From the forty-third degree of latitude, it had, indeed, been possible to drift to the fifteenth.
It was then important to determine, as soon as possible, the precise point of the coast where the schooner had just been lost. Granted that this coast was that of Peru, ports, towns and villages were not lacking, and consequently it would be easy to gain some inhabited place. As to this part of the coast, it seemed deserted.
It was a narrow beach, strewed with black rocks, shut off by a cliff of medium height, very irregularly cut up by large funnels due to the rupture of the rock. Here and there a few gentle declivities gave access to its crest.
In the north, at a quarter of a mile from the stranding place, was the mouth of a little river, which could not have been perceived from the offing. On its banks hung numerous _rhizomas_, sorts of mangroves, essentially distinct from their congeners of India.
The crest of the cliff--that was soon discovered--was overhung by a thick forest, whose verdant masses undulated before the eyes, and extended as far as the mountains in the background. There, if Cousin Benedict had been a botanist, how many trees, new to him, would not have failed to provoke his admiration.
There were high baobabs--to which, however, an extraordinary longevity has been falsely attributed--the bark of which resembles Egyptian syenite, Bourbon palms, white pines, tamarind-trees, pepper-plants of a peculiar species, and a hundred other plants that an American is not accustomed to see in the northern region of the New Continent.
But, a circumstance rather curious, among those forest productions one would not meet a single specimen of that numerous family of palm-trees which counts more than a thousand species, spread in profusion over almost the whole surface of the globe.
Above the sea-shore a great number of very noisy birds were flying, which belonged for the greater part to different varieties of swallows, of black plumage, with a steel-blue shade, but of a light chestnut color on the upper part of the head. Here and there also rose some partridges, with necks entirely white, and of a gray color.

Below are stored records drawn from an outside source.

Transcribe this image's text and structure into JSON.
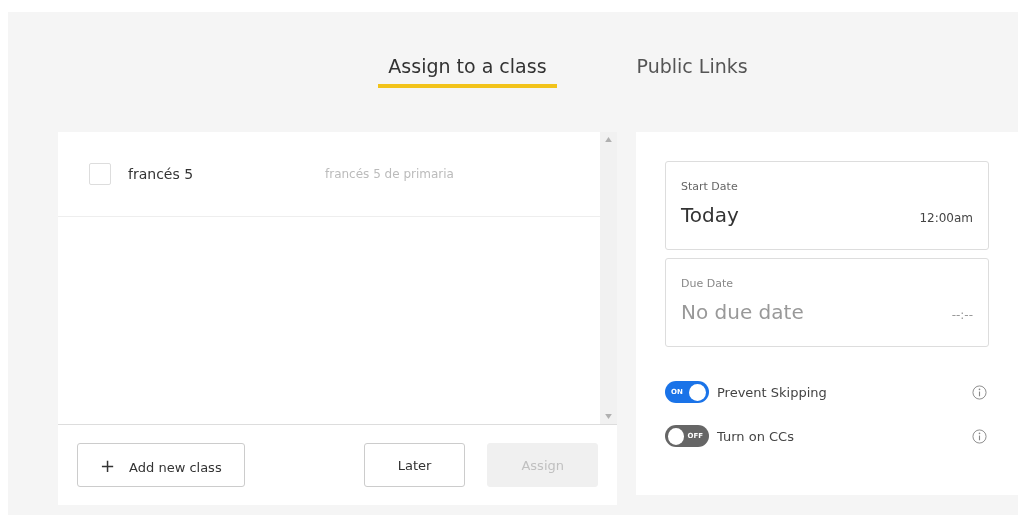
{
  "tabs": [
    {
      "label": "Assign to a class",
      "selected": true
    },
    {
      "label": "Public Links",
      "selected": false
    }
  ],
  "classes": [
    {
      "name": "francés 5",
      "description": "francés 5 de primaria",
      "checked": false
    }
  ],
  "add_button": {
    "icon": "+",
    "label": "Add new class"
  },
  "later_button": {
    "label": "Later",
    "disabled": false
  },
  "assign_button": {
    "label": "Assign",
    "disabled": true
  },
  "start_date": {
    "label": "Start Date",
    "value": "Today",
    "time": "12:00am",
    "empty": false
  },
  "due_date": {
    "label": "Due Date",
    "value": "No due date",
    "time": "--:--",
    "empty": true
  },
  "toggles": [
    {
      "label": "Prevent Skipping",
      "on": true,
      "state_text": "ON"
    },
    {
      "label": "Turn on CCs",
      "on": false,
      "state_text": "OFF"
    }
  ]
}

Mrs. Weldon and Dick Sand observed that these different birds did not appear to be at all wild. They approached without fearing anything. Then, had they not yet learned to fear the presence of man, and was this coast so deserted that the detonation of a firearm had never been heard there?
At the edge of the rocks were walking some pelicans of the species of "pelican minor," occupied in filling with little fish the sack which they carry between the branches of their lower jaw. Some gulls, coming from the offing, commenced to fly about around the "Pilgrim."
Those birds were the only living creatures that seemed to frequent this part of the coast, without counting, indeed, numbers of interesting insects that Cousin Benedict would well know how to discover. But, however little Jack would have it, one could not ask them the name of the country; in order to learn it, it would be necessary to address some native. There were none there, or at least, there was not one to be seen. No habitation, hut, or cabin, neither in the north, beyond the little river, nor in the south, nor finally on the upper part of the cliff, in the midst of the trees of the thick forest. No smoke ascended into the air, no indication, mark, or imprint indicated that this portion of the continent was visited by human beings. Dick Sand continued to be very much surprised.
"Where are we? Where can we be?" he asked himself. "What! nobody to speak to?"
Nobody, in truth, and surely, if any native had approached, Dingo would have scented him, and announced him by a bark. The dog went backward and forward on the strand, his nose to the ground, his tail down, growling secretly--certainly very singular behavior--but neither betraying the approach of man nor of any animal whatsoever.
"Dick, look at Dingo!" said Mrs. Weldon.
"Yes, that is very strange," replied the novice. "It seems as if he were trying to recover a scent."
"Very strange, indeed," murmured Mrs.